MacLeod succinctly stated, “In fact, ‘isms’ prevent you from learning.”
MacLeod tore into the idea of what he called “ chronological snobbery,” the idea that “moral knowledge progresses inevitably, such that later generations are morally and intellectually superior to earlier generations, and that the older the source the more morally suspect that source is.”
MacLeod ripped into the importance placed by students on diversity and equality, pointing out, “Some diversity is bad. For example, if slavery is inherently wrong, as I suspect we all think it is, then a diversity of views about the morality of slavery is worse than complete agreement that slavery is wrong. Similarly, equality is not to be desired for its own sake. Nobody is equal in all respects. We are all different, which is to say that we are all not the same, which is to say that we are unequal in many ways.”
Then, the crux of the matter: “You should not bother to tell us how you feel about a topic. Tell us what you think about it. If you can’t think yet, that’s O.K.. Tell us what Aristotle thinks, or Hammurabi thinks, or H.L.A. Hart thinks. Borrow opinions from those whose opinions are worth considering.”
Macleod concluded:
1. The only “ism” I ever want to come out your mouth is a syllogism. If I catch you using an “ism” or its analogous “ist” — racist, classist, etc. — then you will not be permitted to continue speaking until you have first identified which “ism” you are guilty of at that very moment. You are not allowed to fault others for being biased or privileged until you have first identified and examined your own biases and privileges.

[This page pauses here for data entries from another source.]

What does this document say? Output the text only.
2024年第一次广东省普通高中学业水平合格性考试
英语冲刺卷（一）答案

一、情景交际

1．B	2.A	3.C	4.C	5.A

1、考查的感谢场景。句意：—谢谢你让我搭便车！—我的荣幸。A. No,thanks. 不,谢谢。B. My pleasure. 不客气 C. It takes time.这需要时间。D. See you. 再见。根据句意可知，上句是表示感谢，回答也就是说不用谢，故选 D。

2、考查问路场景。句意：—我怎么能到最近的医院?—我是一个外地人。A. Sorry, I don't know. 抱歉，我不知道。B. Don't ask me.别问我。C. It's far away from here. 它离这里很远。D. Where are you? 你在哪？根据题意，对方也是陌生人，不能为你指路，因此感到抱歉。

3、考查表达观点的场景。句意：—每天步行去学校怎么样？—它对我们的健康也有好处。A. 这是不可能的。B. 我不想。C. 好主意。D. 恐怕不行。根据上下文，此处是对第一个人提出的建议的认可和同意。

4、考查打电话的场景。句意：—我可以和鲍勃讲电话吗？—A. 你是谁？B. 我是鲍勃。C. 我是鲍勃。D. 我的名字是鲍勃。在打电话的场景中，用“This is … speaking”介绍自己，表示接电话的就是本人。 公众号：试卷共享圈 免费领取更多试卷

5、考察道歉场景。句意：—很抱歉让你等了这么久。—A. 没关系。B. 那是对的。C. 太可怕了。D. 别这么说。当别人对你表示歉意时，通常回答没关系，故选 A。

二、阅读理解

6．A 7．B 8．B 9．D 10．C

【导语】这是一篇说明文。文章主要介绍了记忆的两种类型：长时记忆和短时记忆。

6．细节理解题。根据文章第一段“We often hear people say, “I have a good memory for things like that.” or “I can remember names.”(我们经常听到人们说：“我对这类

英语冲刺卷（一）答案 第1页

2. If I catch you this semester using the words “fair,” “diversity,” or “equality,” or a variation on those terms, and you do not stop immediately to explain what you mean, you will lose your privilege to express any further opinions in class until you first demonstrate that you understand three things about the view that you are criticizing.
3. If you ever begin a statement with the words “I feel,” before continuing you must cluck like a chicken or make some other suitable animal sound.